The business has been closed since January, but books are still on the market under the Tate name.

A spokesman for Attorney General Mike Hunter told News 9 the office has gotten more than 200 new complaints since the Tates' arrest, bringing the total close to 1,100.

Now as the authors try to move forward with their life's work, they find themselves facing a task that is easier said than done.

Roz Brown's latest book, So You Wanna Be A Help Meet?: Act Like A Godly Woman Think Like Christ?, hit the market in August last year, with Tate Publishing proudly brandished across the back. She said she never saw a dime from the Tates, and despite their business closing, the books are still out there.

“Any book that’s purchased with the Tate branding on it, they still get the money,” Brown said. “I get nothing.”

Brown found a new publisher, but the newly printed books now sit alongside the Tate brand on sale on websites like Goodreads and Amazon, a hardly noticeable difference to a customer.

Goodreads told Brown in an email, in part, “we have a strict policy against deleting books from the system. Goodreads is striving to be a complete database of all published works, including works that are out-of-print or no longer available. We like our members to be able to add their exact edition to their virtual shelves. Just as a library would not remove a record from its catalog, so we do not remove books from our database.”

On Amazon, Tate's version of Brown’s book still pops up first. The web giant responded to Brown’s request to remove the book with an email citing copyright laws, which do not apply to her specific dilemma.

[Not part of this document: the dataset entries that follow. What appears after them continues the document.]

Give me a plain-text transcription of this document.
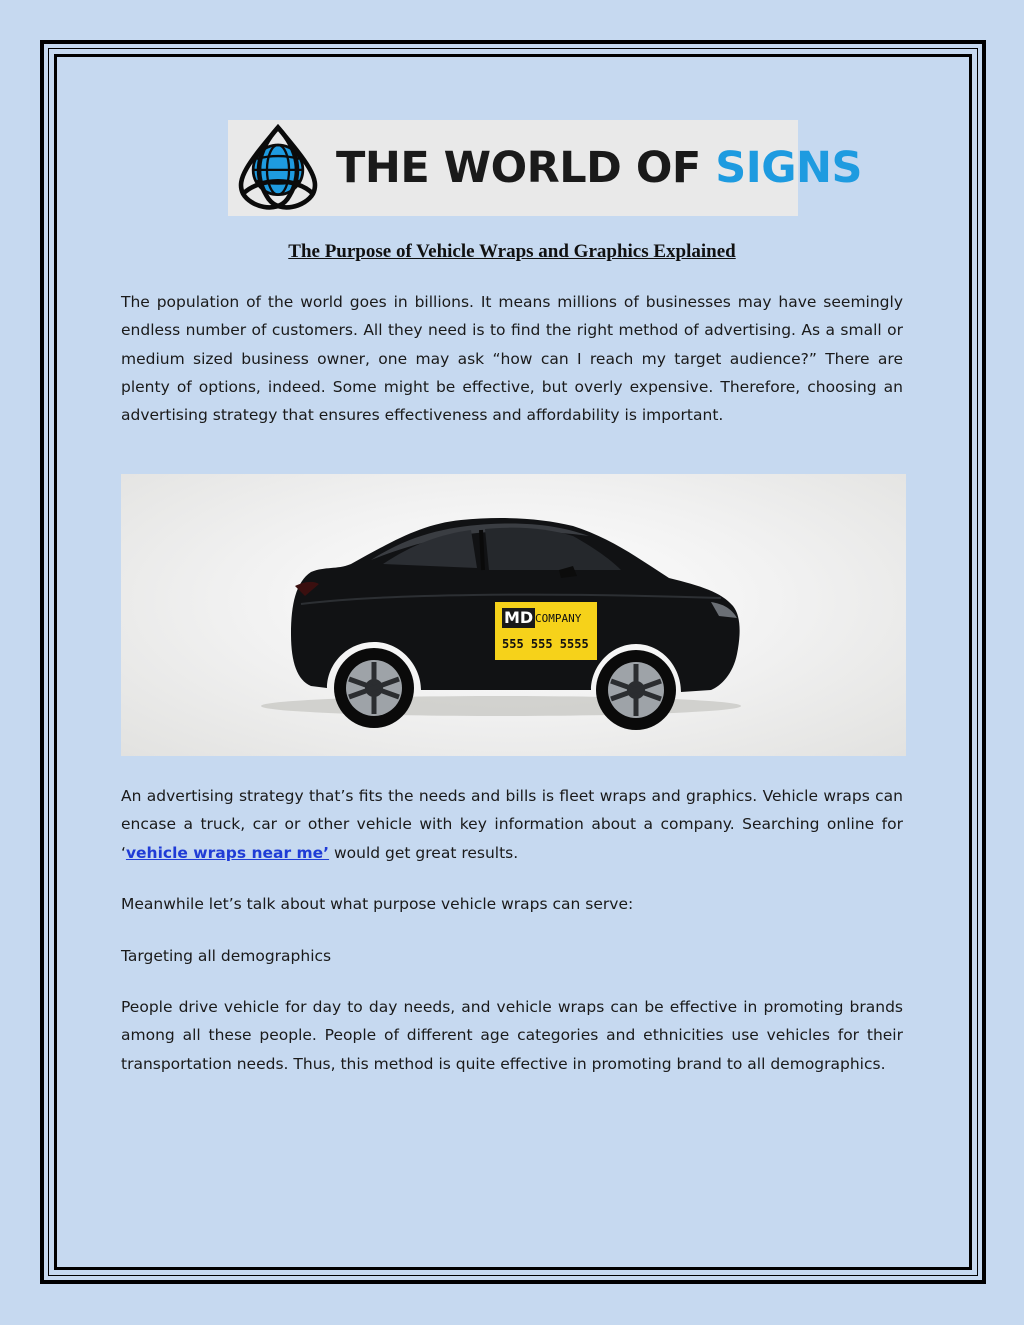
THE WORLD OF SIGNS
The Purpose of Vehicle Wraps and Graphics Explained

The population of the world goes in billions. It means millions of businesses may have seemingly endless number of customers. All they need is to find the right method of advertising. As a small or medium sized business owner, one may ask “how can I reach my target audience?” There are plenty of options, indeed. Some might be effective, but overly expensive. Therefore, choosing an advertising strategy that ensures effectiveness and affordability is important.

MD COMPANY
555 555 5555

An advertising strategy that’s fits the needs and bills is fleet wraps and graphics. Vehicle wraps can encase a truck, car or other vehicle with key information about a company. Searching online for ‘vehicle wraps near me’ would get great results.

Meanwhile let’s talk about what purpose vehicle wraps can serve:

Targeting all demographics

People drive vehicle for day to day needs, and vehicle wraps can be effective in promoting brands among all these people. People of different age categories and ethnicities use vehicles for their transportation needs. Thus, this method is quite effective in promoting brand to all demographics.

For some authors, like Kevin Walls, there is no choice. The file for Walls's memoir, The Unbearable Tragedy of Hope: Fighting Through Foster Care To Finally Find The Sun,  about life as a foster child is still in Tate's possession, so he hasn't been able to take it to a new publisher.

“It’s actually a journey of life, going through an abandonment at the age of three years old,” said Walls. “I don’t think it’s funny when you’re talking about kids out there, and it happens all the time, kids going through what I’ve been through.”

Walls said his message is more important than the money, but right now his book is listed on Amazon for the out-of-print price of nearly $200, and his hopes are slim that he will ever see the full 40-percent of sales Tate promised him.

Brown advises, buyers beware.

“If you want to purchase our books, you either go directly to the author and see if they have those books, or you go directly to their new publisher,” said Brown.

This is still an open investigation, so the attorney general will not answer questions right now about when the authors affected might see money or their manuscripts.